Right; this is a common experience with SSL/X.509 signing keys--they're encrypted by default, so any server you configure with your ssl.pem file will prompt for a passphrase on startup, and only keep the decrypted key in memory.

That's why this line, that most SSL providers give in their instructions, is so dangerous:

    openssl rsa -in server.key.org -out server.key

It strips this (rather useful) encryption, giving any successful attacker to your frontend server your private key, in exchange for letting the node come up non-interactively.

This is what ssh-agent does, and I could only hope Linode was using something similar. I think the statement suggests they did.

> The private key is itself encrypted with passphrase encryption and the passphrase is not stored electronically

So even if the hacker bragged about obtaining both the public and private keys, the private key was protected and therefore unusable without the passphrase.

At this point, we can all hope linode used a very complex passphrase... My gut feeling is that they did.

Storing a passphrase (or unlocked private key) in memory is storing it electronically.

Once the attacker has root, they can dump the memory and access this information.

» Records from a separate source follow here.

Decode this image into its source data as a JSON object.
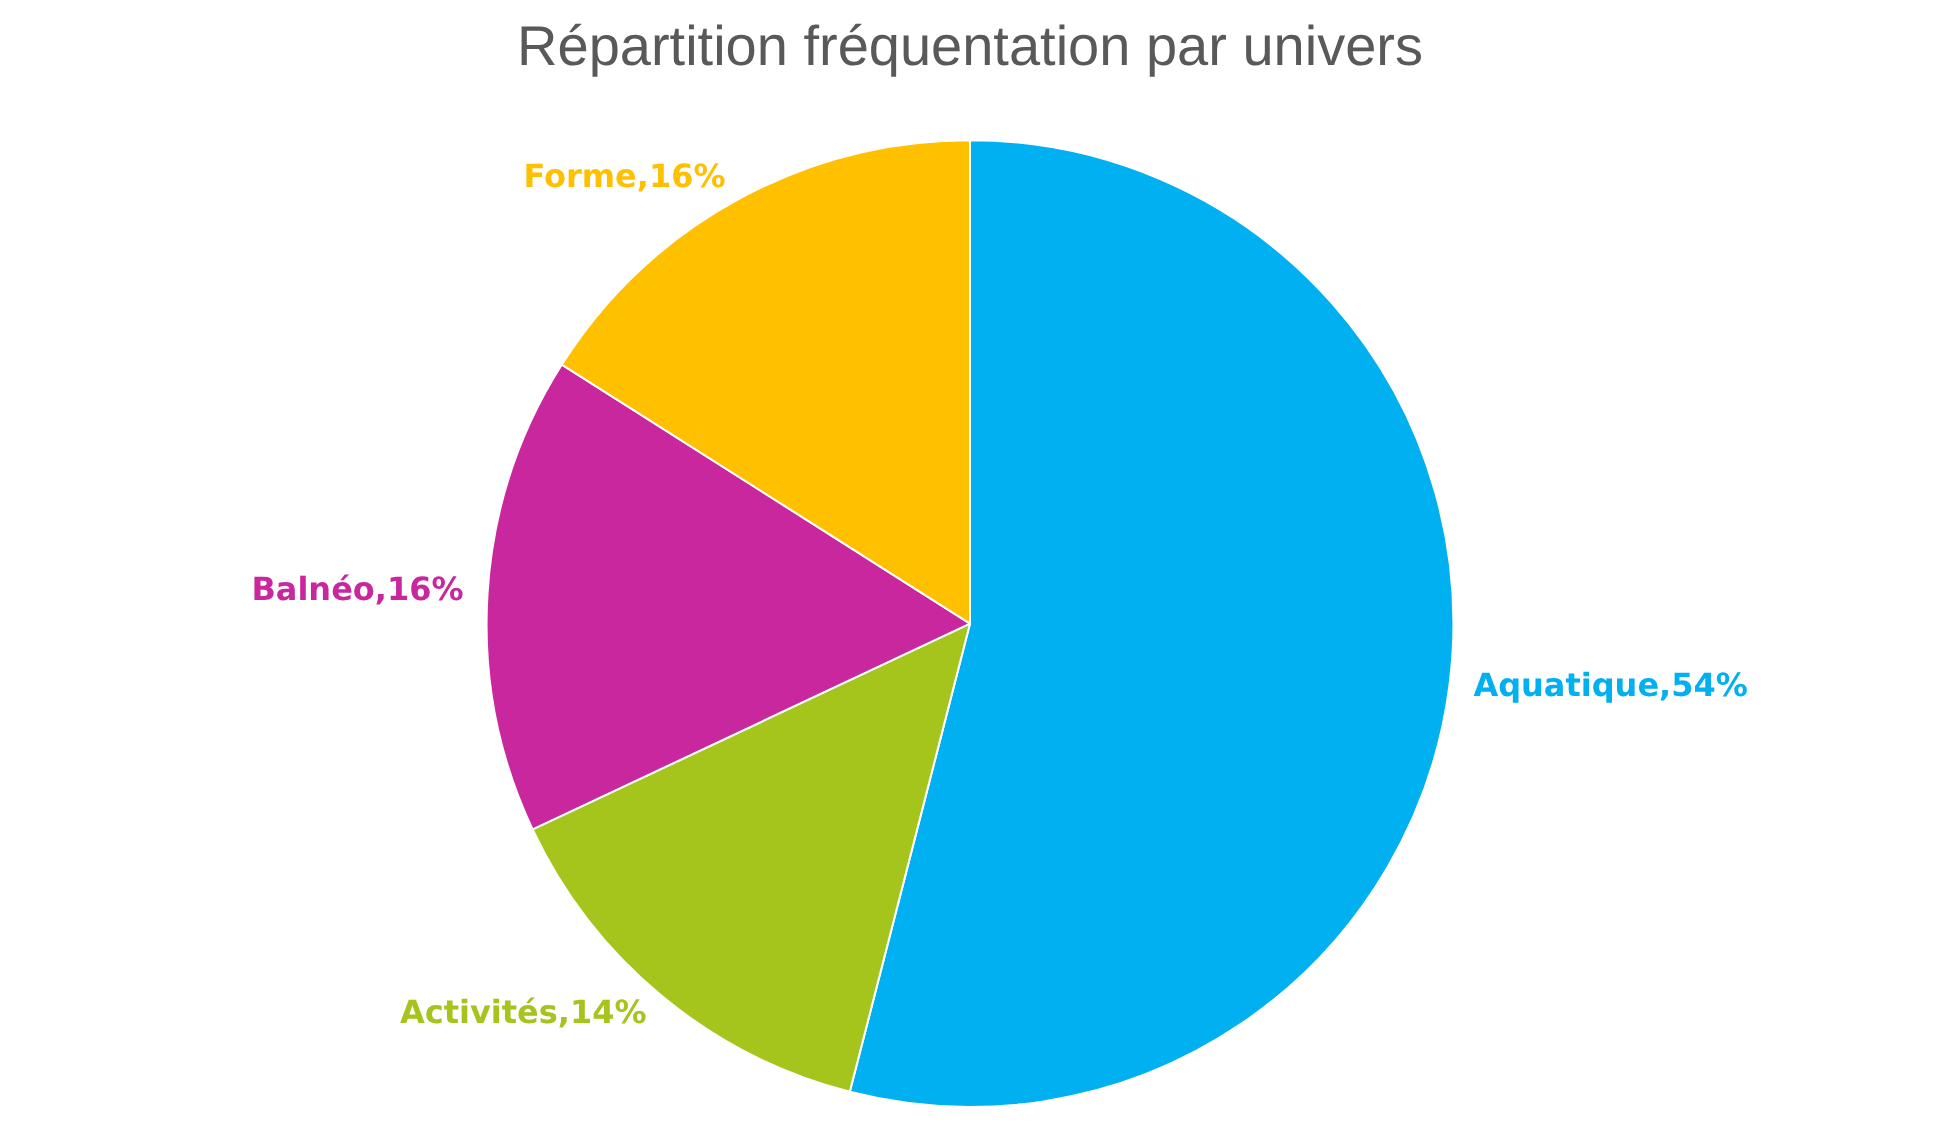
{
  "chart_data": {
    "type": "pie",
    "title": "Répartition fréquentation par univers",
    "categories": [
      "Aquatique",
      "Activités",
      "Balnéo",
      "Forme"
    ],
    "values": [
      54,
      14,
      16,
      16
    ],
    "value_labels": [
      "54%",
      "14%",
      "16%",
      "16%"
    ],
    "colors": [
      "#00b0f0",
      "#a5c41c",
      "#c8279e",
      "#ffc000"
    ],
    "legend": false
  }
}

The attacker claims to have gigabytes of data, which could well include a memory image (or swap partition image, if the program that stored this in memory didn't lock the memory to prevent it being swapped out).

Attacker claims to have done so in this irc log: http://pastebin.com/7WXRDyAg

> 07:52 < HTP> the CCrypter class of the linode application context was accessable from outside the wwwroot using undocumented ColdFusion methods. i was fully able to decrypt the ccs using the in-memory privkey that they supplied the password for. > 07:53 < HTP> coldfusion runs as a single process, and its memory can be accessed using the ColdFusion wrapper

Can anyone explain better how the passphrase is used to encrypt the private key? Is it AES?